On Sat, 23 Nov 2019 at 16:40, Henning Hraban Ramm wrote:
> > Am 2019-11-23 um 15:14 schrieb Mojca Miklavec:
> > On Sat, 23 Nov 2019 at 13:02, Henning Hraban Ramm wrote:
> >>> Am 2019-11-23 um 08:12 schrieb Mojca Miklavec:
> >>>>
> >>>> Then you can use one of the online JS editors like CKeditor.\
> >>>
> >>> Only if you spend an enormous amount of effort making sure that the
> >>> code is properly cleaned up rather than containing a gazillion random
> >>> html style tags which you can never reconstruct back into some
> >>> structured form.
> >>>
> >>> (And yes, my impression is that Massi spent a huge amount of effort in
> >>> configuring the editor and cleaning up the mess. My company didn't and
> >>> ended up with sometimes literally every word in a sentence using a
> >>> different font size or style. They gave up on html + cke pretty soon,
> >>> but couldn't be convinced that this was a bad idea upfront.)
> >>
> >> Don’t exaggerate.

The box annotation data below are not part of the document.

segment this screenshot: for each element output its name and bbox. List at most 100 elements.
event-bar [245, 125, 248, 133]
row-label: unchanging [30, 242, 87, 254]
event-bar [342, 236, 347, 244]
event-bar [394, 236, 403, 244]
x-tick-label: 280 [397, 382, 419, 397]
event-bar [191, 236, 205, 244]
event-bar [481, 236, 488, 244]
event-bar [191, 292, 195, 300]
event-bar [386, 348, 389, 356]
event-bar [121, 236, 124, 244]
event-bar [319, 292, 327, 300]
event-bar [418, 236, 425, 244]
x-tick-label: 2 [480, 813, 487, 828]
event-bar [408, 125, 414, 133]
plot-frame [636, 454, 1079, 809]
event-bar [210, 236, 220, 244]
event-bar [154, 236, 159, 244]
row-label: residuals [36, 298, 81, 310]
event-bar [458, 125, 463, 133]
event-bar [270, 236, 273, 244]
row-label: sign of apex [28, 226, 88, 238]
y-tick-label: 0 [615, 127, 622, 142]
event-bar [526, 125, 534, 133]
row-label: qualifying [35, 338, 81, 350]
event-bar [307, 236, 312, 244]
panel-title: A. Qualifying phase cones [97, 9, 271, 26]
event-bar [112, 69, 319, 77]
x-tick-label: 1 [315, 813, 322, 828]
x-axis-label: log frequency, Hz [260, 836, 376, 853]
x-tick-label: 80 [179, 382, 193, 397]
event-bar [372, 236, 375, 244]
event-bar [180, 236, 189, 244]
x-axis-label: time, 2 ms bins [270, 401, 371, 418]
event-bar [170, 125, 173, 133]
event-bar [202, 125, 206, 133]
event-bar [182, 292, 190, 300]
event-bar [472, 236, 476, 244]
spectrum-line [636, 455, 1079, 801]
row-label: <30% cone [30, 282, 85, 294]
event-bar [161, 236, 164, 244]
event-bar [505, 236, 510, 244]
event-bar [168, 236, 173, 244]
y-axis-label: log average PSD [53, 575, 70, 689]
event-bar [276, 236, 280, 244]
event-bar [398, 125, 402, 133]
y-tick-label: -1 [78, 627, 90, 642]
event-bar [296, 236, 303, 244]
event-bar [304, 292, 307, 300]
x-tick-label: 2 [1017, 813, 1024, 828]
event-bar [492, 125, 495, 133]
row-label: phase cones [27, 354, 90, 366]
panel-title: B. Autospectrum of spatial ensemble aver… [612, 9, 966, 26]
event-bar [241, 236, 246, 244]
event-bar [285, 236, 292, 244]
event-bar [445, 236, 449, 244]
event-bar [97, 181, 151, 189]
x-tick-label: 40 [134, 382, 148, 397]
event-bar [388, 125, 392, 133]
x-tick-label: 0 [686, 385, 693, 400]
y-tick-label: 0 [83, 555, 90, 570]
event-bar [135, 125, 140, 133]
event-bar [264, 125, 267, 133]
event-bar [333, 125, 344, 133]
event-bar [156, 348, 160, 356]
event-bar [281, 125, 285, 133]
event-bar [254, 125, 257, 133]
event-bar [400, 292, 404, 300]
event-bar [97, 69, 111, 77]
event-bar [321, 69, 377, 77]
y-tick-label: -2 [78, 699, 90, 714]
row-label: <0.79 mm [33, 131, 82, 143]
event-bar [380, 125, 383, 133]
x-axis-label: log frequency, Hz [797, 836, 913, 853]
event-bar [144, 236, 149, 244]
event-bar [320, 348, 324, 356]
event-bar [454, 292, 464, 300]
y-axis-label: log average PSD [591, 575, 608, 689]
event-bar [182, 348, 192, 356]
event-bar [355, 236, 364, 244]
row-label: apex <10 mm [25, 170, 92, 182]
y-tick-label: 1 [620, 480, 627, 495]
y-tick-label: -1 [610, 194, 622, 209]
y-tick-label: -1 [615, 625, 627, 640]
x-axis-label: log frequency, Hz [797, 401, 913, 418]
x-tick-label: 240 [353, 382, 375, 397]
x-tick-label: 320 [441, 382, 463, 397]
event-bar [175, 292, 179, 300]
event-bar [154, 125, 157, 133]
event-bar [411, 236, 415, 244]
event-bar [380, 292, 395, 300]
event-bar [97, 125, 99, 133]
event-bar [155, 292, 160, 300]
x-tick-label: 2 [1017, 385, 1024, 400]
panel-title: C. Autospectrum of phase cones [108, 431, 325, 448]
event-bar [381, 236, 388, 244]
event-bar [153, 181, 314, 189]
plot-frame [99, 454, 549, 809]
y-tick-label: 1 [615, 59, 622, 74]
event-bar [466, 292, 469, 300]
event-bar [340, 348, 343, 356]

Or maybe your company didn’t think about which tags are 
> >> really necessary.
> >> A proper configuration that doesn’t allow nonsense, even if users paste 
> >> text from Word documents, is not such a big effort.
> >
> > I'm not exaggerating, I would gladly be convinced/proved that I'm
> > wrong. How much effort (expressed in hours or days) do you think is
> > needed to implement the following?
>
> Oh, IMO that wishlist is very demanding. I’d say it’s more or less impossible 
> with any HTML editor.

So where do we stand with "you are exaggerating, it's really simple",
then? How many hours to configure it? ;)

(ConTeXt has no problems doing all that, and asciidoc as potential
input format supports all the required features as well; if a nice
translation layer is defined, one can get both awesome html out of the
box as well as high quality PDF. I'm just saying that I find MCE
somewhat useless. Whether or not that's exaggerating ... still waiting
to be proven wrong.)

> The JS editors I know of allow for custom menus, and it should be easy to 
> setup special divs for these warning sections.
> I don’t know any good table or formula editors/plugins, though. I’m not up to 
> date, but I guess with a graphical/“WYSIWYG” tool you’ll never get perfectly 
> structured input and will never be able to address finer details of 
> typography, esp. WRT math.

Well ... both Word and Open/LibreOffice do a pretty decent job w.r.t
math nowadays, MathJax is awesome, and I've also seen some awesome
javascript apps allowing you to edit equations. So it's not
impossible. Just not that straightforward ...

I'm not saying that I really need a WYSIWYG editor. Anyone who's
supposed to enter correct complex formulas should be able to learn
some basic markup language (I guess).